Code for Africa Fact-checking Fellowship Program 2026: Opportunities for Southern Africa Journalists

Are you a journalist in Southern Africa ready to fight misinformation? The Code for Africa Fact-checking Fellowship Program 2026 offers a chance to gain skills, mentorship, and a stipend while strengthening truth in your community.

Code for Africa (CfA), through its African Fact-checking Alliance (AFCA), runs this program. It targets journalists and fact-checkers in the region. The goal is to build skills for spotting and debunking false information. This helps protect democratic processes.

The fellowship ties into the “Strengthening Information Integrity and Democratic Resilience in Southern Africa” project. This builds on earlier work from 2024-2025, backed by Norway’s Ministry of Foreign Affairs. The new phase runs from 2026 to 2027. It expands efforts to counter malign actors spreading lies online and offline.

Key Benefits for Fellows

Fellows get real support to grow their work. Each one receives a monthly stipend to cover basics during the program.

Hands-on training comes from experts. This includes PesaCheck’s fact-checking team, iLAB analysts, and CfA staff like technologists, data experts, multimedia producers, and editors. Mentorship is one-on-one, so you get personal guidance.

The program also helps set up or improve CheckDesks in your newsroom. These are dedicated spots for fact-checking stories. You publish your projects on your own media platforms. CfA assists with sharing them internationally for wider reach.

Who Can Apply: Eligibility Rules

Not everyone qualifies, but if you fit, it’s a great fit. You must avoid ties to paramilitary or security groups. Stay non-partisan in your work.

You need at least one year in media as a journalist or digital storyteller. Show a portfolio of published pieces. Fact-checking experience helps but is not required.

Work with a media partner. Your stories must appear in mainstream outlets. Speak English or French fluently, based on your country’s main language.

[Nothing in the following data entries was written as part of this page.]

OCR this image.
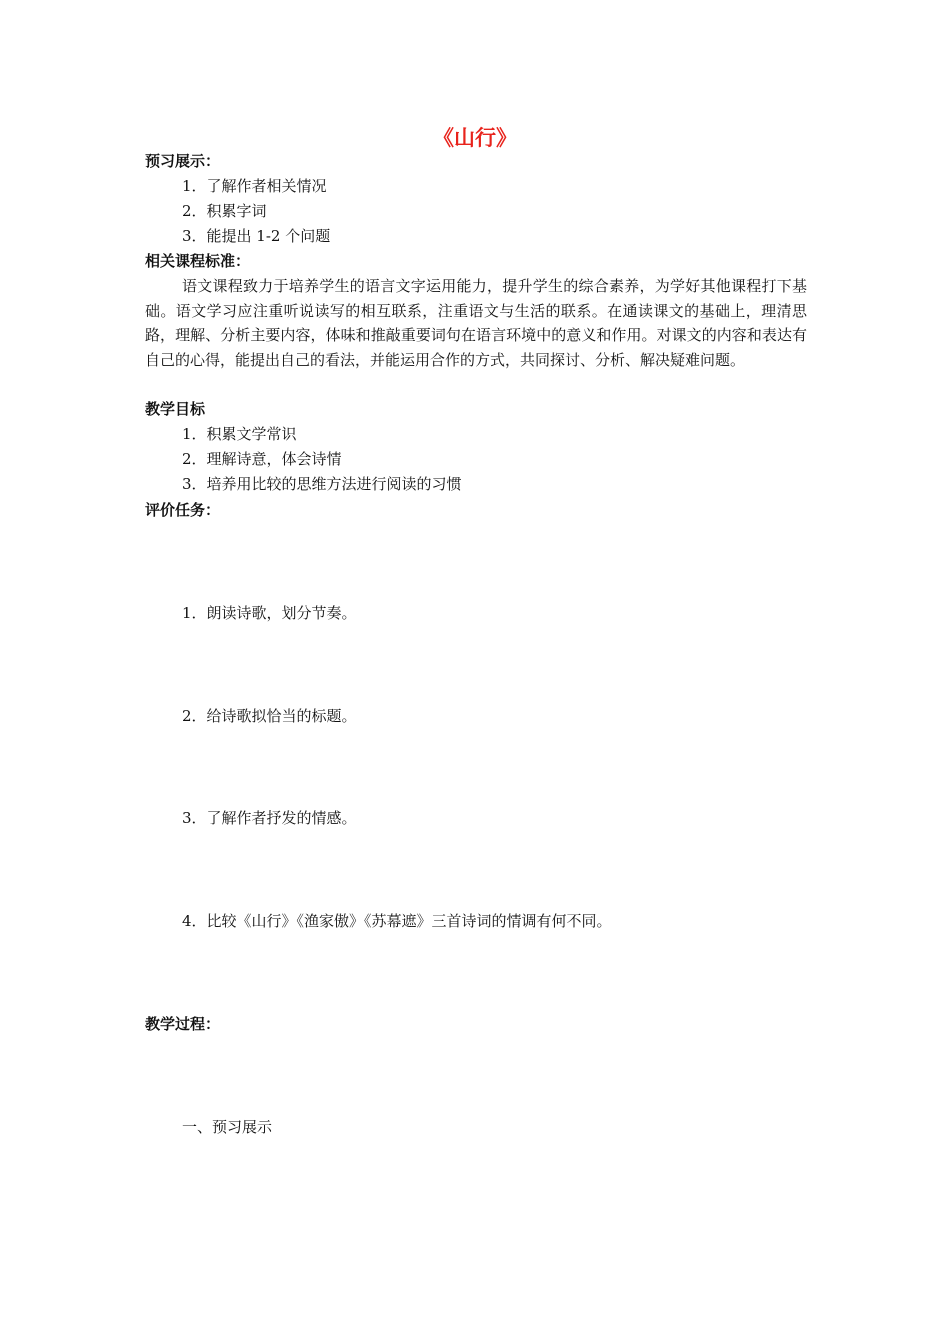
《山行》
预习展示：

1．了解作者相关情况

2．积累字词

3．能提出 1-2 个问题

相关课程标准：

语文课程致力于培养学生的语言文字运用能力，提升学生的综合素养，为学好其他课程打下基础。语文学习应注重听说读写的相互联系，注重语文与生活的联系。在通读课文的基础上，理清思路，理解、分析主要内容，体味和推敲重要词句在语言环境中的意义和作用。对课文的内容和表达有自己的心得，能提出自己的看法，并能运用合作的方式，共同探讨、分析、解决疑难问题。

教学目标

1．积累文学常识

2．理解诗意，体会诗情

3．培养用比较的思维方法进行阅读的习惯

评价任务：

1．朗读诗歌，划分节奏。

2．给诗歌拟恰当的标题。

3．了解作者抒发的情感。

4．比较《山行》《渔家傲》《苏幕遮》三首诗词的情调有何不同。

教学过程：

一、预习展示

Own a reliable computer with steady internet. This lets you join online training and meetings. Live in one of the target countries: Angola, Botswana, Comoros, Democratic Republic of Congo, Eswatini, Lesotho, Madagascar, Malawi, Mauritius, Mozambique, Namibia, Seychelles, South Africa, United Republic of Tanzania, Zambia, or Zimbabwe.

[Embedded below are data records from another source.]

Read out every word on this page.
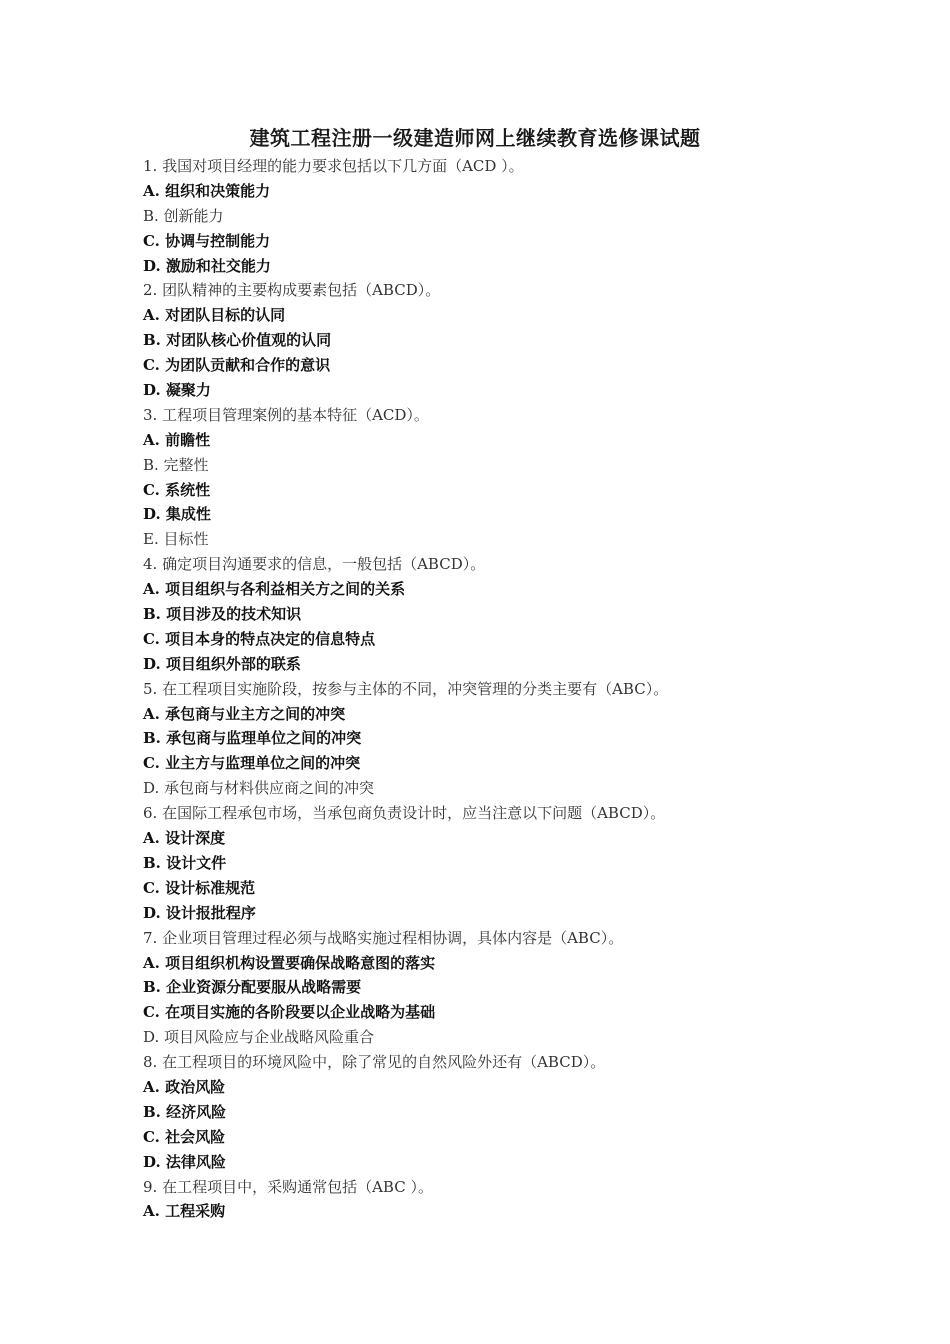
建筑工程注册一级建造师网上继续教育选修课试题
1. 我国对项目经理的能力要求包括以下几方面（ACD ）。
A. 组织和决策能力
B. 创新能力
C. 协调与控制能力
D. 激励和社交能力
2. 团队精神的主要构成要素包括（ABCD）。
A. 对团队目标的认同
B. 对团队核心价值观的认同
C. 为团队贡献和合作的意识
D. 凝聚力
3. 工程项目管理案例的基本特征（ACD）。
A. 前瞻性
B. 完整性
C. 系统性
D. 集成性
E. 目标性
4. 确定项目沟通要求的信息，一般包括（ABCD）。
A. 项目组织与各利益相关方之间的关系
B. 项目涉及的技术知识
C. 项目本身的特点决定的信息特点
D. 项目组织外部的联系
5. 在工程项目实施阶段，按参与主体的不同，冲突管理的分类主要有（ABC）。
A. 承包商与业主方之间的冲突
B. 承包商与监理单位之间的冲突
C. 业主方与监理单位之间的冲突
D. 承包商与材料供应商之间的冲突
6. 在国际工程承包市场，当承包商负责设计时，应当注意以下问题（ABCD）。
A. 设计深度
B. 设计文件
C. 设计标准规范
D. 设计报批程序
7. 企业项目管理过程必须与战略实施过程相协调，具体内容是（ABC）。
A. 项目组织机构设置要确保战略意图的落实
B. 企业资源分配要服从战略需要
C. 在项目实施的各阶段要以企业战略为基础
D. 项目风险应与企业战略风险重合
8. 在工程项目的环境风险中，除了常见的自然风险外还有（ABCD）。
A. 政治风险
B. 经济风险
C. 社会风险
D. 法律风险
9. 在工程项目中，采购通常包括（ABC ）。
A. 工程采购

Commit to sharing your work publicly. CfA can help with partnerships if needed. Also, pass on new skills to your team. Be ready for virtual meetings.

Focus on Southern Africa

The Code for Africa Fact-checking Fellowship Program 2026 zeros in on Southern Africa. This region faces rising misinformation, especially around elections and social issues. Countries like South Africa, Zimbabwe, and Mozambique see heavy online falsehoods.

By training locals, the program builds lasting change. Fellows create fact-checks that reach audiences in local languages. This fights disinformation at its source. Past phases showed success, with more CheckDesks now active.

How the Program Works

Once selected, you dive into training. Learn tools to verify claims, analyze data, and spot fake images or videos. Mentors guide your projects from start to finish.

You produce fact-checks on real topics, like election rumors or health myths. Publish them where your audience lives: newspapers, TV, radio, or online. CfA helps amplify through networks.

Share what you learn with colleagues. This spreads skills across newsrooms. The stipend keeps you focused without money worries.

Application Steps and Deadline

Act fast. The deadline is April 10, 2026. Late entries get no review.

Apply online via the form at forms.gle/gGQJLNxQXThJYZhv5. Gather your portfolio first. Include links to published work.

For details, check the full call at CfA/AFCA Fact-checking Fellowship page.

Prepare a strong case. Explain your experience, why fact-checking matters to you, and how you’ll use the training. Selectees get notified soon after.

This fellowship equips you to lead on truth. Southern Africa’s media needs voices like yours.

Frequently Asked Questions

Who is eligible for the Code for Africa Fact-checking Fellowship Program 2026?

Journalists or digital storytellers from Southern African countries with at least one year of media experience, a portfolio of published work, reliable internet, and no ties to partisan or security groups.

What benefits do fellows receive?

Fellows get a monthly stipend, hands-on training from experts, one-on-one mentorship, and support to set up or improve fact-checking CheckDesks in their newsrooms.

How does the program work?

Selected fellows join virtual training to learn verification tools, produce fact-checks on real topics under mentor guidance, publish them on their platforms, and share skills with their teams.

What is the application deadline and how do I apply?

The deadline is April 10, 2026; apply online via the form at forms.gle/gGQJLNxQXThJYZhv5 with your portfolio and a statement on your experience and goals.